Content-Type: multipart/form-data
| Field | Type | Default | Description |
|---|---|---|---|
file |
file | (required) | Raster image (PNG, JPEG, BMP) |
mode |
string | from preset | Vectorization engine: potrace or vtracer |
output_format |
string | svg |
Output format: svg, dxf, or json |
preset |
string | sign |
Preset name (see Presets) |
params |
string | {} |
JSON string of parameter overrides |
Example — trace with the sign preset:
curl -X POST http://localhost:8000/engine/trace \
-F file=@logo.png \
-F preset=sign \
-F output_format=svg
Example — trace with custom parameters:
curl -X POST http://localhost:8000/engine/trace \
-F file=@photo.jpg \
-F preset=detailed \
-F mode=vtracer \
-F 'params={"filter_speckle": 4, "epsilon": 0.3}'
Response (SVG/JSON formats):
{
"output": "<svg ...>...</svg>",
"format": "svg",
"metadata": {
"format": "svg",
"path_count": 12,
"node_count_total": 483,
"open_paths": 0,
"island_count": 2,
"warnings": [],
"processing_ms": 142.57
}
}
Response (DXF format): Raw DXF bytes with Content-Type: application/dxf and metadata in the X-Kerf-Metadata response header.
POST /engine/simplify
Simplify an existing SVG using Ramer–Douglas–Peucker path simplification. Optionally export to DXF with unit and scale control.
Content-Type: multipart/form-data
| Field | Type | Default | Description |
|---|---|---|---|
file |
file | (required) | SVG file to simplify |
epsilon |
float | 1.0 |
RDP simplification tolerance (higher = fewer points) |
output_format |
string | svg |
Output format: svg, dxf, or json |
units |
string | none | DXF unit metadata: inches or mm |
scale_factor |
float | 1.0 |
DXF coordinate scale factor |
Example — simplify and export to DXF in millimeters:
curl -X POST http://localhost:8000/engine/simplify \
-F file=@drawing.svg \
-F epsilon=2.0 \
-F output_format=dxf \
-F units=mm \
-F scale_factor=25.4
Presets
Presets bundle tuned parameter sets for each pipeline stage — preprocessing, vectorization, and post-processing — optimized for specific use cases.

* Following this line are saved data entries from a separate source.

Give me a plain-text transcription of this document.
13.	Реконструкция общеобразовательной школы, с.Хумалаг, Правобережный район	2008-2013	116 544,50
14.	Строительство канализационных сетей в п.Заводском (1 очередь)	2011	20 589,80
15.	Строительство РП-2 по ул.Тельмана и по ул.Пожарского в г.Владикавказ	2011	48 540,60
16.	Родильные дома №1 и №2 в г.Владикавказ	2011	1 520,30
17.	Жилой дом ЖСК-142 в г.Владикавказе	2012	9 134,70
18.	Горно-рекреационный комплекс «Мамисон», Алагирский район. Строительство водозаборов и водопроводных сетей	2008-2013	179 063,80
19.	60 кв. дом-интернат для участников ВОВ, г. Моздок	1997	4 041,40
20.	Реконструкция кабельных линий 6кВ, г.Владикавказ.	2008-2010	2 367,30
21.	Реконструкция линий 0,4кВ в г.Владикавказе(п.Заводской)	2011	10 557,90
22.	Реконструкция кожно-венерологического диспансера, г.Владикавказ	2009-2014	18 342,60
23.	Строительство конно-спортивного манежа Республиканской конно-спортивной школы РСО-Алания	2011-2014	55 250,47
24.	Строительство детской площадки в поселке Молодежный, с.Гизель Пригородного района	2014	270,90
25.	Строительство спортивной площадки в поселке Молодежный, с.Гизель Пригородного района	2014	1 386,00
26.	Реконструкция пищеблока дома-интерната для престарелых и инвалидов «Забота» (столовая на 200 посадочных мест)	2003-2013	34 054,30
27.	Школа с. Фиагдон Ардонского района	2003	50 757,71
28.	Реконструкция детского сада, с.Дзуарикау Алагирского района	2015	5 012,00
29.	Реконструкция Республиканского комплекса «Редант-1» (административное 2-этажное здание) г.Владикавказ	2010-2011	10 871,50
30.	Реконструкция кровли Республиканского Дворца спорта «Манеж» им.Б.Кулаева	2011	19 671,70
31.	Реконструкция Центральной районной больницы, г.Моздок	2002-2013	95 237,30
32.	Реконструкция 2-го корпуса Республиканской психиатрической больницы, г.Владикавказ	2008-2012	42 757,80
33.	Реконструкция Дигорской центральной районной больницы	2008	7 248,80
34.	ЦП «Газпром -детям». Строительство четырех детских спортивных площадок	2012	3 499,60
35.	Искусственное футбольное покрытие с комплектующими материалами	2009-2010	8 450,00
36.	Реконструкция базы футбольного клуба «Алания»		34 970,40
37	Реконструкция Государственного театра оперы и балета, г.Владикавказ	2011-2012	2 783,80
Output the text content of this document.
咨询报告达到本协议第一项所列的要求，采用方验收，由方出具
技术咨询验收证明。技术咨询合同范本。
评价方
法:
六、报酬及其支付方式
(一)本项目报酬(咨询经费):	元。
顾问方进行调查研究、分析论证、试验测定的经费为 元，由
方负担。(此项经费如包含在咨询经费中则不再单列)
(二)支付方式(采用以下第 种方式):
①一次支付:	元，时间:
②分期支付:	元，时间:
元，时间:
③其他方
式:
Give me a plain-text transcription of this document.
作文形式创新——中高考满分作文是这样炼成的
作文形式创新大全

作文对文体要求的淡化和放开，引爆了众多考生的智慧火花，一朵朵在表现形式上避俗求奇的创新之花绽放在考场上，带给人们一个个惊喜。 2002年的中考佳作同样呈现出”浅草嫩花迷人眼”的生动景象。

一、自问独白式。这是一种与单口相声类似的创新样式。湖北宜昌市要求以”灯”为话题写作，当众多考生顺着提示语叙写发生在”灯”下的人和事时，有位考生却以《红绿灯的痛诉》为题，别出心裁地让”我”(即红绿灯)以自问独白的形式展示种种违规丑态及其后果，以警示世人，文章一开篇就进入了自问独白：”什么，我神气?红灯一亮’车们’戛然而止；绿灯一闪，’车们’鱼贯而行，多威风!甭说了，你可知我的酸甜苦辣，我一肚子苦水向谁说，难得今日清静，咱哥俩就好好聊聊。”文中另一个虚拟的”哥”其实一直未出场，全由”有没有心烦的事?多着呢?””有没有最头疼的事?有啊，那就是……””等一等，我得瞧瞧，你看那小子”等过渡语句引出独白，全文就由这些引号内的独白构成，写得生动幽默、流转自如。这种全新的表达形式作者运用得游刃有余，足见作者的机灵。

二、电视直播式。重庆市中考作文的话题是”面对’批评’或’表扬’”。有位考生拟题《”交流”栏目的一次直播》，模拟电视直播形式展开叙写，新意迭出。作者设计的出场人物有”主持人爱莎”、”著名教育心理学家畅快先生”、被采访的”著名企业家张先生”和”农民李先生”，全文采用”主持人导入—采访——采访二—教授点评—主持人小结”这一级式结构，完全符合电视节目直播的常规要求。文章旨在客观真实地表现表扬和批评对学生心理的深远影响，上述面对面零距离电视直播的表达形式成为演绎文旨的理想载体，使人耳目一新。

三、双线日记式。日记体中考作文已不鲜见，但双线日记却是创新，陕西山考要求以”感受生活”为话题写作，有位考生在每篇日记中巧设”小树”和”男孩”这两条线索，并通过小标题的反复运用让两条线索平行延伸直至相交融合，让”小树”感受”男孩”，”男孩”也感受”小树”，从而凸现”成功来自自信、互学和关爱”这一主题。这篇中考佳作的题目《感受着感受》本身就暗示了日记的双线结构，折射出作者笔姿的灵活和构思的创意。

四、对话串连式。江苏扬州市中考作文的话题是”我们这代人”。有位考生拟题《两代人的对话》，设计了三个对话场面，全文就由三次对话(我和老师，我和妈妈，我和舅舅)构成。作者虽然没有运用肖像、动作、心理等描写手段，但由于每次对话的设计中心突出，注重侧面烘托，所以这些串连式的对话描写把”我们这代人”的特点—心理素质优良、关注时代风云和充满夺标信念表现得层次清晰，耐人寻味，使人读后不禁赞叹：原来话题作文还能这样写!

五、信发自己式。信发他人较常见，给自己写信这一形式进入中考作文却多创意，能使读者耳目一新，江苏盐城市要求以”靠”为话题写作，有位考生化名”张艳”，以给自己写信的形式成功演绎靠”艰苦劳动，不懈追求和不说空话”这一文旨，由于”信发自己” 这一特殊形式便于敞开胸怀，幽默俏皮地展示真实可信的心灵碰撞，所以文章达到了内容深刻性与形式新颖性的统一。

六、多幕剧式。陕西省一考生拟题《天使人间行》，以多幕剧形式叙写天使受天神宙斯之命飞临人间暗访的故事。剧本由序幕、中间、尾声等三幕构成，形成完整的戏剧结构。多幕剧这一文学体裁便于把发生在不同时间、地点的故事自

| Preset | Description | Mode | Epsilon | Notes |
|---|---|---|---|---|
sign |
Metal signage, bold text cutouts | potrace | 2.5 | Aggressive denoising, auto-close enabled |
patch |
Embroidered patches, fabric cutting | potrace | 1.0 | Moderate smoothing, fine detail retention |
stencil |
Physical stencil cutting | potrace | 3.0 | Heavy simplification, fixed threshold at 128 |
detailed |
High-fidelity illustration work | potrace | 0.5 | Minimal smoothing, preserves fine curves |
custom |
All params exposed, no defaults | potrace | — | Pass all parameters explicitly via params |
Use the params field on /engine/trace to override any preset value. For example, to use the sign preset but switch to VTracer mode:
curl -X POST http://localhost:8000/engine/trace \
-F file=@image.png \
-F preset=sign \
-F 'params={"mode": "vtracer"}'
Font System
The web app bundles three fonts for text-to-path conversion, enabling text elements to be converted to SVG outlines for cutting/engraving:
| Font | File |
|---|---|
| Roboto | Roboto-Regular.ttf |
| Open Sans | OpenSans-Regular.ttf |
| Lato | Lato-Regular.ttf |
Fonts are parsed client-side using opentype.js and converted to SVG path data with configurable font size and letter spacing. The conversion handles glyph positioning, coordinate system flipping, and path assembly — no server round-trip required.
Engine Standalone Usage
The engine runs independently of the web app. Use it as a standalone API service or build just the engine Docker image:
Docker (standalone):
docker build -f docker/Dockerfile.engine -t kerf-engine .
docker run -p 8000:8000 kerf-engine
Local development (Python):
cd engine
python -m venv .venv
source .venv/bin/activate
pip install -e ".[dev]"
uvicorn main:app --host 0.0.0.0 --port 8000 --reload
API docs are available at http://localhost:8000/docs (Swagger UI) and http://localhost:8000/redoc (ReDoc).
Development
Engine (Python)
cd engine
python -m venv .venv
source .venv/bin/activate
pip install -e ".[dev]"
# Run the API server with auto-reload
uvicorn main:app --host 0.0.0.0 --port 8000 --reload
# Run tests
pytest
System dependencies for pypotrace: libpotrace-dev, libpotrace0, libagg-dev (Debian/Ubuntu).
App (React/TypeScript)
npm install
npm run dev --workspace=app
The Vite dev server proxies /engine/* requests to http://localhost:8000 — start the engine first for full functionality.
Full Stack (Docker Compose)
docker compose up --build
The app is served on port 3000 with nginx reverse-proxying /engine/* to the engine container.
Known Limitations
- Single-image processing — the engine processes one image per request; batch endpoints are not yet available.
- Binary vectorization only — both Potrace and VTracer operate in binary (black/white) mode; color/multi-layer tracing is not supported.
- No authentication — the API is open; add a reverse proxy with auth for production deployments.
- Font selection — the app ships with three bundled fonts; custom font upload is not yet supported.
- DXF fidelity — DXF export covers basic polyline geometry; advanced CAD features (layers, blocks, hatches) are not included.